Lethielleux (p. 256-261).


CHAPITRE Il

(155)

Comment l’obéissance est une clef qui ouvre le ciel. De la nécessité de porter toujours cette clef attachée à la ceinture. Ses qualités.

Après t’avoir expliqué où se trouve l’obéissance, d’où elle vient, quelle est sa compagne, et qui la nourrit, je te parlerai maintenant des obéissants et des désobéissants, de l’obéissance commune et de l’obéissance particulière, je veux dire de l’obéissance aux préceptes et de l’obéissance aux conseils.

Toute votre foi est fondée sur l’obéissance, et c’est par l’obéissance que vous prouvez que vous êtes fidèles. A tous sans exception ma Vérité a imposé les commandements de la loi, dont le principal est de m’aimer, moi, par-dessus toute chose et le prochain comme vous-mêmes. Ce précepte est si étroitement lié à tous les autres qu’on ne saurait observer l’un sans les observer tous, ni négliger l’un sans les enfreindre tous. Qui garde le premier garde tous les autres. Il est fidèle à moi et au prochain il m’aime, moi, et demeure dans l’amour de ma créature. Par là même il est obéissant, il se soumet lui-même aux commandements de la loi, et aux créatures, à cause de moi, supportant avec humilité et patience toutes les peines et les injures qui lui peuvent venir du prochain.

Telle est encore l’excellence de l’obéissance, que c’est par elle que vous recevez la grâce, comme c’est là désobéissance qui vous a communiqué la mort ; mais il ne suffirait pas qu’elle se fût trouvée seulement dans mon Verbe, il faut aussi que vous la pratiquiez vous-mêmes. Je te l’ai déjà dit, elle est une clef qui ouvre le ciel, et cette clef, il la confiée aux mains de son vicaire. Ce vicaire la remet à chacun de vous, lorsque, dans la réception du baptême, vous vous engagez à renoncer au démon, au monde, . à ses pompes, à ses plaisirs. Par cette promesse de soumission, chacun reçoit la clef de l’obéissance, chacun la possède pour son propre tissage, et c’est la même clef que celle de mon Verbe.
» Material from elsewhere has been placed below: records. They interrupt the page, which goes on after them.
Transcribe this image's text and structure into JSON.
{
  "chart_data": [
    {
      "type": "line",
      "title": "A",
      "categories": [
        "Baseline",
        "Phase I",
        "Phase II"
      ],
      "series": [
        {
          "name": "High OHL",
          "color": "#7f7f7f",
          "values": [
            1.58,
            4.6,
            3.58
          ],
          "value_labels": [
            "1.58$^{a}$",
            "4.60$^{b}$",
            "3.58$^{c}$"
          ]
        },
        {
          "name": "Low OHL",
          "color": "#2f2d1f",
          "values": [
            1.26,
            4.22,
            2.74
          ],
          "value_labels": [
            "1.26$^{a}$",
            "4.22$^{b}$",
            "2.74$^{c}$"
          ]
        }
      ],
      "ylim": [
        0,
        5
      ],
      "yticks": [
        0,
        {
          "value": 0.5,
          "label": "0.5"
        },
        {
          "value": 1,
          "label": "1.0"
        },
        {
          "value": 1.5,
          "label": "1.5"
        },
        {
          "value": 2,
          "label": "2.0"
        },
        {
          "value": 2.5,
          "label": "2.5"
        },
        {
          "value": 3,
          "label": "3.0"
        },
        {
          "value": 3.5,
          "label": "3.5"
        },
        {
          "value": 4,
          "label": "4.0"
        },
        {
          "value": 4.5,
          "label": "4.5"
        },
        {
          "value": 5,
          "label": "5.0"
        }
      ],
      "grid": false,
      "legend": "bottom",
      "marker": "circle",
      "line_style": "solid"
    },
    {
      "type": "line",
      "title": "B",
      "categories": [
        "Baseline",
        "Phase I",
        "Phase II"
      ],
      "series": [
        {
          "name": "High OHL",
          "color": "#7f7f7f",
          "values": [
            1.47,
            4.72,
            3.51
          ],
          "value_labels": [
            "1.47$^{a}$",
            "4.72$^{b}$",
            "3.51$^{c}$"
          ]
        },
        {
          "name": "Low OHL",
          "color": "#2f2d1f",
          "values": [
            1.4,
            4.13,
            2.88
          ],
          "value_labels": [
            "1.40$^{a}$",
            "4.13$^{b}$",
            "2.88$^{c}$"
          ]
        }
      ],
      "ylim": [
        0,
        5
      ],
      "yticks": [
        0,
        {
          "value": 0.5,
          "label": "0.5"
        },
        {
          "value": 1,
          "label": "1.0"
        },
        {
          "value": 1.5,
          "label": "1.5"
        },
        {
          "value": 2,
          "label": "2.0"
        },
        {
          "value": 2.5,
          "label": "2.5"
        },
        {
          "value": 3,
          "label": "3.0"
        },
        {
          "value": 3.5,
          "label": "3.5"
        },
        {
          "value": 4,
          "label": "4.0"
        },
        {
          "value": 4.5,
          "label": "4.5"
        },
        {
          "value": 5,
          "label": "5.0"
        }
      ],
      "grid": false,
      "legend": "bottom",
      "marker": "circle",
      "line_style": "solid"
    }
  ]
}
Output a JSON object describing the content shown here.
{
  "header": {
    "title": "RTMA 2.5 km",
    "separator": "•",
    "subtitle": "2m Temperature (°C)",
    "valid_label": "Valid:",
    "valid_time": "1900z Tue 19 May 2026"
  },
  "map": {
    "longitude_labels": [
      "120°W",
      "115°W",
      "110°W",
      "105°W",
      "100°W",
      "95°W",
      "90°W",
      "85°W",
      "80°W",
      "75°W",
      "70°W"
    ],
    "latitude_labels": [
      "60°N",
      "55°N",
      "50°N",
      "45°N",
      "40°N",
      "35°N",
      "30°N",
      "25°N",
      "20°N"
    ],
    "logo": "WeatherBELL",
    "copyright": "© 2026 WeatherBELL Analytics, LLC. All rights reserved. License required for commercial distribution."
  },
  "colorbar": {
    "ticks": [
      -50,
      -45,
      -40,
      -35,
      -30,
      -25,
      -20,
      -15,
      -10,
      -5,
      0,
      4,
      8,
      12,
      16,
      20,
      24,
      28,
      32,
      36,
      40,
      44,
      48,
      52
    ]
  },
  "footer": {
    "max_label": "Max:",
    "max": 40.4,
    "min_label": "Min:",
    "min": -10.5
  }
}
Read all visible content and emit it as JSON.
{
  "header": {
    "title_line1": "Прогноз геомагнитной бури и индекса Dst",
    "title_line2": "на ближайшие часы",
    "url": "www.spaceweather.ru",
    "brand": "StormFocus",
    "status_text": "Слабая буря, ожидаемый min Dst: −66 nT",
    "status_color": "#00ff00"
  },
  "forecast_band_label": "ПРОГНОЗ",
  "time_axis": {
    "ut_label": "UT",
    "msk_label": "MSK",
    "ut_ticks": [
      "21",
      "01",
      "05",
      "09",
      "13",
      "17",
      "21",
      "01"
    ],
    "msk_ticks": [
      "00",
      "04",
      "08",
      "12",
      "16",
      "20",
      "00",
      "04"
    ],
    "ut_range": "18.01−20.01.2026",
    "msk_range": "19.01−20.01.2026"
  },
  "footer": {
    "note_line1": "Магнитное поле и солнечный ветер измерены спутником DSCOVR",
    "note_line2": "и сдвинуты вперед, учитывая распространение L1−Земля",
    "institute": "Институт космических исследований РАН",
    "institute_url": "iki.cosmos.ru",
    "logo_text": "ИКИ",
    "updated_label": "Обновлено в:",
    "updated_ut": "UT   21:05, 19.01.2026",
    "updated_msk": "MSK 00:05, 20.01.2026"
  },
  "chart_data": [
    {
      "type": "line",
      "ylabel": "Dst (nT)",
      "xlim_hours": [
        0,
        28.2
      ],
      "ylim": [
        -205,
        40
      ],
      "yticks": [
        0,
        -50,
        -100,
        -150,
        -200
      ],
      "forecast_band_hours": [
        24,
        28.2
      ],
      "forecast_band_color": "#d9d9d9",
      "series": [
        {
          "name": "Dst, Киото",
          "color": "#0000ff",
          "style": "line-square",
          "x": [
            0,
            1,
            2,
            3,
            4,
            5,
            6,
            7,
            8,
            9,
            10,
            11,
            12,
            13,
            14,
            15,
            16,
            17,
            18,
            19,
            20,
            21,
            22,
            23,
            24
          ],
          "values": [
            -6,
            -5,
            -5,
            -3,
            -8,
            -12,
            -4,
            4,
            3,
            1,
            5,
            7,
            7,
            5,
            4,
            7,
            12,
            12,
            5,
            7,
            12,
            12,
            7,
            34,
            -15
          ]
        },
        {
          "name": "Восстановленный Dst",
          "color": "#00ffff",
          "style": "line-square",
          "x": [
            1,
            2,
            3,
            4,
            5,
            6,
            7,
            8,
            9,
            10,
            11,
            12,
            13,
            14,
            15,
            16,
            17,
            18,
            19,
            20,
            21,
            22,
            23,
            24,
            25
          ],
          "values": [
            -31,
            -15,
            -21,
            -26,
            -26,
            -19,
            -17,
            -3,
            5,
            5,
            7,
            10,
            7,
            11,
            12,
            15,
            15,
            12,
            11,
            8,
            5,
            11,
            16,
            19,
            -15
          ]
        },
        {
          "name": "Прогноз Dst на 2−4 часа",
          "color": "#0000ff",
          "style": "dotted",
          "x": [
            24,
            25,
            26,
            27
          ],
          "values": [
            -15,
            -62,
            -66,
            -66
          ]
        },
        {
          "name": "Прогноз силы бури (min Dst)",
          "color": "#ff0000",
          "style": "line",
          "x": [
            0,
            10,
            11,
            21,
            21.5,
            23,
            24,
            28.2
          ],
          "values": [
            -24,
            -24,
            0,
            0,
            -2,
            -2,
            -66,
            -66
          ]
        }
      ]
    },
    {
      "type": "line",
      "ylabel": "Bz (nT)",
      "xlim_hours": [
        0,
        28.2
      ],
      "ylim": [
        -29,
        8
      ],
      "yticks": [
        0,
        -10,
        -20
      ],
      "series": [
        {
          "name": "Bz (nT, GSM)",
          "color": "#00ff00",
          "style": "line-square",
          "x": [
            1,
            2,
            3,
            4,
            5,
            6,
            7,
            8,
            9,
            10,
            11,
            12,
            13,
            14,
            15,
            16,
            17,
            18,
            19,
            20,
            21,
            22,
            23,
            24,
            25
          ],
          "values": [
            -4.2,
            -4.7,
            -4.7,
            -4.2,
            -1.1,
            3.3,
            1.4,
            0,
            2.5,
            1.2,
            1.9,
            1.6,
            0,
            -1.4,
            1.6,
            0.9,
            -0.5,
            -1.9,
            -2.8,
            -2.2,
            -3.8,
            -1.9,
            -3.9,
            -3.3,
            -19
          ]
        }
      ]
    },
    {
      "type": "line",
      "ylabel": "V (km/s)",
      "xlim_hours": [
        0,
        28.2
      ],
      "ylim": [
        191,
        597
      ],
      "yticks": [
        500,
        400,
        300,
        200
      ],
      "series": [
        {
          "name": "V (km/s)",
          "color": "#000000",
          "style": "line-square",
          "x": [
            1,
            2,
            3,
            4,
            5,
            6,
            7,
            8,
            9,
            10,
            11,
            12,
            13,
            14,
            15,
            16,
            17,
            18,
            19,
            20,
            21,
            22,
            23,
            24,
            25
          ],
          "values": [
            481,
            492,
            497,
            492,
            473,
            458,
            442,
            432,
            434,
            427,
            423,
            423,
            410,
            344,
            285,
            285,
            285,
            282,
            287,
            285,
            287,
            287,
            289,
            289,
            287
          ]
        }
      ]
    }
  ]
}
si l’homme ne se laisse pas conduire par la lumière de la foi et par la main de l’amour, pour ouvrir avec cette clef la porte du ciel, jamais il n’entrera dedans, bien que mon Verbe en ait déjà ouvert la porte. Je vous ai créés sans vous, mais je ne vous sauverai pas sans vous.

Il vous faut donc porter à la main cette clef ; il ne faut pas rester assis, il faut marcher. En avant, par le chemin ouvert par ma Vérité ! Et debout ! Quittez ces choses finies où votre cœur se pose. Plus de ces hommes insensés, qui suivent le vieil homme leur premier père, et jettent dans la fange de l’impureté la clef de l’obéissance, après l’avoir couverte de la rouille de l’amour-propre et l’avoir faussée sous le marteau de l’orgueil. Le Verbe est venu, mon Fils unique, il a pris lui-même en main cette clef de l’obéissance, il l’a purifiée dans le feu de la divine charité, il l’a retirée de la boue pour la laver dans son sang, il l’a redressée avec le glaive de la justice, quand sur l’enclume de son corps il répara vos iniquités. Il l’a si bien forgée désormais que, quelque accident que l’homme lui fasse volontairement subir, l’homme le peut réparer lui-même par son libre arbitre, avec le secours de ma grâce, en se servant des mêmes instruments.

O homme aveugle, et deux fois aveugle ! Tu vois bien que cette clef de l’obéissance, tu l’as faussée ! Et te ne te soucies pas de la réparer ? La désobéissance a fermé le ciel, crois-tu donc que c’est elle qui te l’ouvrira ! L’orgueil en a été précipité, penses-tu que c’est lui qui l’emportera d’assaut ? Tu portes un vêtement déchiré et malpropre, et tu te flattes d’être admis au festin de noces ? Tu t’es assis, tu croupis dans les liens du péché mortel, et tu prétends arriver, et sans clef, à ouvrir la porte du cénacle ? Non, ne t’imagines pas cela, ce serait une illusion décevante ! Il faut rompre tes entraves, il faut sortir du péché mortel par la sainte confession, accompagnée de la contrition du cœur, de la satisfaction et du ferme propos de ne plus m’offenser. Tu te déferas alors de l’habit sale et laid qui te souille, et, revêtu de la robe nuptiale, tu pourras courir à la lumière de la foi jusqu’à cette porte avec l’obéissance, tu auras en main la clef qui te permettra de l’ouvrir. Pour ne pas la perdre, attache-la ! Mets-y un cordon à cette clef, le cordon de l’abnégation, du mépris de toi-même et du monde ; par ce lien, fixe-la à ma volonté, à moi ton Créateur ; puis, que cette volonté soit comme une ceinture qui t’enserre toujours. Ainsi tu ne la perdras jamais.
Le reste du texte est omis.